I want to use raw bert without fine-tuning for sentiment analysis but there is a limitation on the number of tokens for each review there are some related questions on the same issue but on tensor flow itself, not the bert model so solutions won't work for me also adding max_len = 5000 to the tokenizer doesn't work because it gets overwritten by the config file of the model (someone said on a question that doesn't have an answer yet here is the question link
I did this solution in the code which is to take the first 512 tokens and truncate the rest which may affect the overall sentiment so I want to remove it here is my code with taking the first 512 tokens
from transformers import AutoTokenizer, AutoModelForSequenceClassification
import torch
import re
import pandas as pd
tokenizer = AutoTokenizer.from_pretrained('nlptown/bert-base-multilingual-uncased-sentiment')
model = AutoModelForSequenceClassification.from_pretrained('nlptown/bert-base-multilingual-
uncased-sentiment')
def predict_sentiment(tweet):
tokens = tokenizer.encode(tweet[:512], return_tensors='pt')
result = model(tokens)
res = int(torch.argmax(result.logits)) + 1
if res == 1 | res == 2:
res == 1
elif res == 3:
res = 2
else:
res = 3
return res
print(predict_sentiment("hello world"))
and this is the error stack trace when I remove the [:512]
Token indices sequence length is longer than the specified maximum sequence length for this model (611 > 512).
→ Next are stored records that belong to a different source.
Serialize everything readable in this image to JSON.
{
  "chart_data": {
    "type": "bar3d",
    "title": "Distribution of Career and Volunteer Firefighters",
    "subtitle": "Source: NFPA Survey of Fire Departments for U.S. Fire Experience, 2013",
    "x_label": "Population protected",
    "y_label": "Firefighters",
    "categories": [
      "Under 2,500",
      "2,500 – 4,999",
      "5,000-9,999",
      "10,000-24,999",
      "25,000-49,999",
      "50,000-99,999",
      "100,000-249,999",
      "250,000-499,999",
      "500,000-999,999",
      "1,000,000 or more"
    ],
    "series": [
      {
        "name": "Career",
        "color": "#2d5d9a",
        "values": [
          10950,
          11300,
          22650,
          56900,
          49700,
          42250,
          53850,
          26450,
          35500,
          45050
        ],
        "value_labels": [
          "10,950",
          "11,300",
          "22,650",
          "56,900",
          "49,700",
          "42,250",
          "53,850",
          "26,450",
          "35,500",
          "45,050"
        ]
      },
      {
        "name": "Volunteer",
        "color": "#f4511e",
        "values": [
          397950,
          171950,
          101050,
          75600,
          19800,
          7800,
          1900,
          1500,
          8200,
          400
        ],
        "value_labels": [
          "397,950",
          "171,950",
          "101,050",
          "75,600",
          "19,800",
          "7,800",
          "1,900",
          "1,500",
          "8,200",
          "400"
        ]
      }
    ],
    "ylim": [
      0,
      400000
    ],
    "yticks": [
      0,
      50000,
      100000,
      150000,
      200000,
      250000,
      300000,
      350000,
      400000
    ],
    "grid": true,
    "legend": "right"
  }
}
Running this sequence through the model will result in indexing errors
Traceback (most recent call last):
File "C:\Users\Ahmed\PycharmProjects\SentimentModel\Model", line 24, in <module>
print(predict_sentiment(tweets['Text'][82]))
File "C:\Users\Ahmed\PycharmProjects\SentimentModel\Model", line 11, in predict_sentiment
result = model(tokens)
File "C:\Users\Ahmed\PycharmProjects\SentimentModel\venv\lib\site-packages\torch\nn\modules\module.py", line 1110, in _call_impl
return forward_call(*input, **kwargs)
File "C:\Users\Ahmed\PycharmProjects\SentimentModel\venv\lib\site-packages\transformers\models\bert\modeling_bert.py", line 1556, in forward
outputs = self.bert(
File "C:\Users\Ahmed\PycharmProjects\SentimentModel\venv\lib\site-packages\torch\nn\modules\module.py", line 1110, in _call_impl
return forward_call(*input, **kwargs)
File "C:\Users\Ahmed\PycharmProjects\SentimentModel\venv\lib\site-packages\transformers\models\bert\modeling_bert.py", line 984, in forward
buffered_token_type_ids_expanded = buffered_token_type_ids.expand(batch_size, seq_length)
RuntimeError: The expanded size of the tensor (611) must match the existing size (512) at non-singleton dimension 1. Target sizes: [1, 611]. Tensor sizes: [1, 512]